Bottom Line: Structure-guided mutagenesis of Msl5 distinguished four essential amino acids that contact the BP sequence from nine other BP-binding residues that are inessential.We report new synthetic genetic interactions of the U1 snRNP with Msl5 and Mud2 and with the nuclear cap-binding subunit Cbc2.Our results fortify the idea that spliceosome assembly can occur via distinct genetically buffered microscopic pathways involving cross-intron-bridging interactions of the U1 snRNP•5'SS complex with the Mud2•Msl5•BP complex.
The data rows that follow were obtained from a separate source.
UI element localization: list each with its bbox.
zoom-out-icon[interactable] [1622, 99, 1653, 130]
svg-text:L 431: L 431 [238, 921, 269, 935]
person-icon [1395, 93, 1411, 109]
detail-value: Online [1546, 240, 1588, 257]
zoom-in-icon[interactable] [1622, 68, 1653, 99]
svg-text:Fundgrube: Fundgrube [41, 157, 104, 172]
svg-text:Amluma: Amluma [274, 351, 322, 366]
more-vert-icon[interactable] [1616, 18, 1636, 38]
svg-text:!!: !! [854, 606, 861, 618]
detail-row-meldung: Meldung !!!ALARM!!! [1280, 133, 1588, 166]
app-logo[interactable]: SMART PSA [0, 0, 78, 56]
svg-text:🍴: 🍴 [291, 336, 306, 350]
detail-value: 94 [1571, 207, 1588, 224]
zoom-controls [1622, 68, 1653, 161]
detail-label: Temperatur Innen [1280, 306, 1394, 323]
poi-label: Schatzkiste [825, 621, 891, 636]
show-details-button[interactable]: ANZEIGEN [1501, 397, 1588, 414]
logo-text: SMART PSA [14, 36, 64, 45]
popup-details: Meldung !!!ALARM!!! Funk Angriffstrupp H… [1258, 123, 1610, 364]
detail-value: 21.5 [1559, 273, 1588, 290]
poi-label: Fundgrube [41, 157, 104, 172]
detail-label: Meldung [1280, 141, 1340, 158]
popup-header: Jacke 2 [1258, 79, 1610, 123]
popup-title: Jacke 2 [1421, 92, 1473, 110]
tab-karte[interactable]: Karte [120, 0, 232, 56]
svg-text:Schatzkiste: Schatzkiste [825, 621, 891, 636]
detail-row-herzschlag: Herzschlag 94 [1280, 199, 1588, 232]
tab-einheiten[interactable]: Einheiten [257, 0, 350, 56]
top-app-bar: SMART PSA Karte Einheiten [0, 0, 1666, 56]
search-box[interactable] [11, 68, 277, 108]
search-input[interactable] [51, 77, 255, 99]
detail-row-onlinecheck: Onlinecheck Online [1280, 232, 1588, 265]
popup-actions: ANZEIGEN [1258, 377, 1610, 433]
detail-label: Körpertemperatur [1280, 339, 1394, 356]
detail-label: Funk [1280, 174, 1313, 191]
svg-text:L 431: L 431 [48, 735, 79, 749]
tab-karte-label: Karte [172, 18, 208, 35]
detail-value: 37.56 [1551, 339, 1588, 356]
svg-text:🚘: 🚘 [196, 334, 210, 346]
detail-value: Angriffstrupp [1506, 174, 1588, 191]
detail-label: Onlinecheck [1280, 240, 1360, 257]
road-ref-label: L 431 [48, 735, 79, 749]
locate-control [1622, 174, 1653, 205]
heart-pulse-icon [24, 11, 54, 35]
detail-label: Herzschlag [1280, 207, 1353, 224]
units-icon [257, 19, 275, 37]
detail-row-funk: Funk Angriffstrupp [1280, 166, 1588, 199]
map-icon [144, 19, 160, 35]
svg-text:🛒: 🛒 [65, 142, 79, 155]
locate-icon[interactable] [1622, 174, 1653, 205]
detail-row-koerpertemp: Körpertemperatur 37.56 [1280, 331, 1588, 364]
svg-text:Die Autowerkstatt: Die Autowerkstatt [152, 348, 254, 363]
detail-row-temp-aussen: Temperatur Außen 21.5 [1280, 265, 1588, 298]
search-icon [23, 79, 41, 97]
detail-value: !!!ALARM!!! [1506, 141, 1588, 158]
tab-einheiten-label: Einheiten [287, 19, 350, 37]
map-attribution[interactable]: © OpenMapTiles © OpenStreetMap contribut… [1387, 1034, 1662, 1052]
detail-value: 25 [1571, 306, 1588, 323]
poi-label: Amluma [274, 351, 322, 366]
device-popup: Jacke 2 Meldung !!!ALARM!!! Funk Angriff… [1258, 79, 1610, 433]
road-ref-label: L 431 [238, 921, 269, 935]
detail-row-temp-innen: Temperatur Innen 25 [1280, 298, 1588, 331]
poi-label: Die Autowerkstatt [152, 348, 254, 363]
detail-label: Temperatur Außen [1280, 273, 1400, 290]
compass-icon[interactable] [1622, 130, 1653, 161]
View Article: PubMed Central - PubMed

Affiliation: Microbiology and Immunology Department, Weill Cornell Medical College, New York, NY 10065, USA and Molecular Biology Program, Sloan-Kettering Institute, New York, NY 10065, USA.

ABSTRACT
Yeast pre-mRNA splicing initiates via formation of a complex comprising U1 snRNP bound at the 5' splice site (5'SS) and the Msl5•Mud2 heterodimer engaged at the branchpoint (BP). Here, we present a mutational analysis of the U1 snRNA, which shows that although enlarging the 5' leader between the TMG cap and the (3)ACUUAC(8) motif that anneals to the 5'SS is tolerated, there are tight constraints on the downstream spacer between (3)ACUUAC(8) and helix 1 of the U1 fold. We exploit U1 alleles with 5' extensions, variations in the (3)ACUUAC(8) motif, downstream mutations and a longer helix 1 to discover new intra-snRNP synergies with U1 subunits Nam8 and Mud1 and the trimethylguanosine (TMG) cap. We describe novel mutations in U1 snRNA that bypass the essentiality of the DEAD-box protein Prp28. Structure-guided mutagenesis of Msl5 distinguished four essential amino acids that contact the BP sequence from nine other BP-binding residues that are inessential. We report new synthetic genetic interactions of the U1 snRNP with Msl5 and Mud2 and with the nuclear cap-binding subunit Cbc2. Our results fortify the idea that spliceosome assembly can occur via distinct genetically buffered microscopic pathways involving cross-intron-bridging interactions of the U1 snRNP•5'SS complex with the Mud2•Msl5•BP complex.